Kelly dropped her hand from her face and turned to look at me. Tears glistened in her eyes as she spoke. “When Tiff was little, she was a bright, beautiful kid with an infectious laugh and a sunny outlook on life. But when she hit her teen years, something changed. She would get these moods where she’d be weepy and irritable and sullen. . . .” Her voice drifted off, and she swallowed hard, looking past me to the other end of the room. Her eyes were unfocused, as if she was seeing something that was only in her mind or her memory.

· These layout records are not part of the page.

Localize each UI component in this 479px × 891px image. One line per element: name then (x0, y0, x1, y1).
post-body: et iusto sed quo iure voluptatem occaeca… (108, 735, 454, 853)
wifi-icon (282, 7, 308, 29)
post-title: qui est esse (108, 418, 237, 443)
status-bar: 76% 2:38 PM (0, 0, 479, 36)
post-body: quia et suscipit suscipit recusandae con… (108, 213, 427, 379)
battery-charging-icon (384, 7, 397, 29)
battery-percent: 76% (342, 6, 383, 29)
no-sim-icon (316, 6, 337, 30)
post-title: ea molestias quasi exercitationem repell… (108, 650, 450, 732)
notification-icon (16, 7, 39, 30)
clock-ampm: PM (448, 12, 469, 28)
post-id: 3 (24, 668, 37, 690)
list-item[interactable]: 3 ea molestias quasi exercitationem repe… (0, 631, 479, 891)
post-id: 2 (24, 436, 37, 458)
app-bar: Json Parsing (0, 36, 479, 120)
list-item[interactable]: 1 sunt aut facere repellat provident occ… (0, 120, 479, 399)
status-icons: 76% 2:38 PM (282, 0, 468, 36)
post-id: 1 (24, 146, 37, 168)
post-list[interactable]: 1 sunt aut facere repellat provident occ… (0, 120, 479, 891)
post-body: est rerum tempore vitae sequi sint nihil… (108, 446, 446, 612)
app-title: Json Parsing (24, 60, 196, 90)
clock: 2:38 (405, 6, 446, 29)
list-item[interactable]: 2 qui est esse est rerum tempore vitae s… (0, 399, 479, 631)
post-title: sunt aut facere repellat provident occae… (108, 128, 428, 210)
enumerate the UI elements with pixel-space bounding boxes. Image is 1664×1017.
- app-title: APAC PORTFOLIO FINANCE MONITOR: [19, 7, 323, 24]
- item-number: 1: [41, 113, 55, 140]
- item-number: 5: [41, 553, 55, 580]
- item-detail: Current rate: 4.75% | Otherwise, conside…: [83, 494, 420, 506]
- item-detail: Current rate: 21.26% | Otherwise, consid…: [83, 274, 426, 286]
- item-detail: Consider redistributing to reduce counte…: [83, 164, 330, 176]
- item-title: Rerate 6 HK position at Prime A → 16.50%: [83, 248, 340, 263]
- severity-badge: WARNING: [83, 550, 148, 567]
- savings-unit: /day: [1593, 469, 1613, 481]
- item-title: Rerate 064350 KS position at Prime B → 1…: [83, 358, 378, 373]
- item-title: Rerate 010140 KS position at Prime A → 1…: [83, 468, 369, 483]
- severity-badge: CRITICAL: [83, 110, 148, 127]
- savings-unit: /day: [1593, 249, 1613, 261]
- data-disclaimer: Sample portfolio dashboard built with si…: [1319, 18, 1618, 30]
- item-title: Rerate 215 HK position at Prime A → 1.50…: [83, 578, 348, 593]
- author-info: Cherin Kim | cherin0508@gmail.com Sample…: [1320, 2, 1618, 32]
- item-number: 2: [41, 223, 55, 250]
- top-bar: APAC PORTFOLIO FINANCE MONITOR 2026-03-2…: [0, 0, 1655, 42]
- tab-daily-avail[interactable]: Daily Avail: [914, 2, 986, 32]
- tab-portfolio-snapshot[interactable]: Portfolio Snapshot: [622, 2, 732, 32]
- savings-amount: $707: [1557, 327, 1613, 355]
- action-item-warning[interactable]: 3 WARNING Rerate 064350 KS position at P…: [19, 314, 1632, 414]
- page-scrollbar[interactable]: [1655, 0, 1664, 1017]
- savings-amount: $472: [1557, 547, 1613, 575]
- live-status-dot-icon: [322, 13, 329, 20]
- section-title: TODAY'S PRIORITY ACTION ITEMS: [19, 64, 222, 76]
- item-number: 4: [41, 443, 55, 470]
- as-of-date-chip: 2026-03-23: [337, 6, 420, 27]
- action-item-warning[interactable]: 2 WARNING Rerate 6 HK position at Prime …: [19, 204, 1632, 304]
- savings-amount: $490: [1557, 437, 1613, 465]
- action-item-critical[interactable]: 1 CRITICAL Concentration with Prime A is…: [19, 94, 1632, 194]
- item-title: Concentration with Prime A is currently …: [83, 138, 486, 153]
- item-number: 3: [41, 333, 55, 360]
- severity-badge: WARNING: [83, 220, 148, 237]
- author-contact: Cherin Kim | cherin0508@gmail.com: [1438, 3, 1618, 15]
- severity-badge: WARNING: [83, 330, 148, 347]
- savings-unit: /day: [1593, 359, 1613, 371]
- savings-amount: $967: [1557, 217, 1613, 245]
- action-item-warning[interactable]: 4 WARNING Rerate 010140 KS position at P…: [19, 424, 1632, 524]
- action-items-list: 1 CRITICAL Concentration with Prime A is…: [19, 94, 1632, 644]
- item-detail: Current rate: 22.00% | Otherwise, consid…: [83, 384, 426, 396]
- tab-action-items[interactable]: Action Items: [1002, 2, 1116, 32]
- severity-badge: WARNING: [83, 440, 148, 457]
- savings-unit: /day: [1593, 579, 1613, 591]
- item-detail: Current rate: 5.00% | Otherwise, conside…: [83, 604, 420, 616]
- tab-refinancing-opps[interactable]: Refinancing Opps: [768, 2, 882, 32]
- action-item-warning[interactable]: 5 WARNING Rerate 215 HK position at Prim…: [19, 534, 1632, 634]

She went on. “I suggested she go see a counselor, but she refused. I made her go, anyway, when she was fifteen, but all she did was sit in the woman’s office in stony silence. After four sessions of that, I gave up. It seemed to get better during her junior year in high school, but the summer after that, her demons resurfaced.” She shot me a teary-eyed, shameful look and then quickly glanced away again. “Once I caught her in her bedroom with a razor. She was cutting herself on her legs, not bad, not deep, but enough to draw blood.”
I stepped closer to her and draped an arm over her shoulder. “I’m sorry,” I said, and I meant it. Her pain was palpable. It seeped from her pores. I felt her shudder beneath my arm, and it made a scene of jagged, sharp rocks flash before my eyes. I blinked it away and gave her a small sideways hug.
Her next words made my body go rigid.
“You’re not really dating Clay, are you?” she said just above a whisper.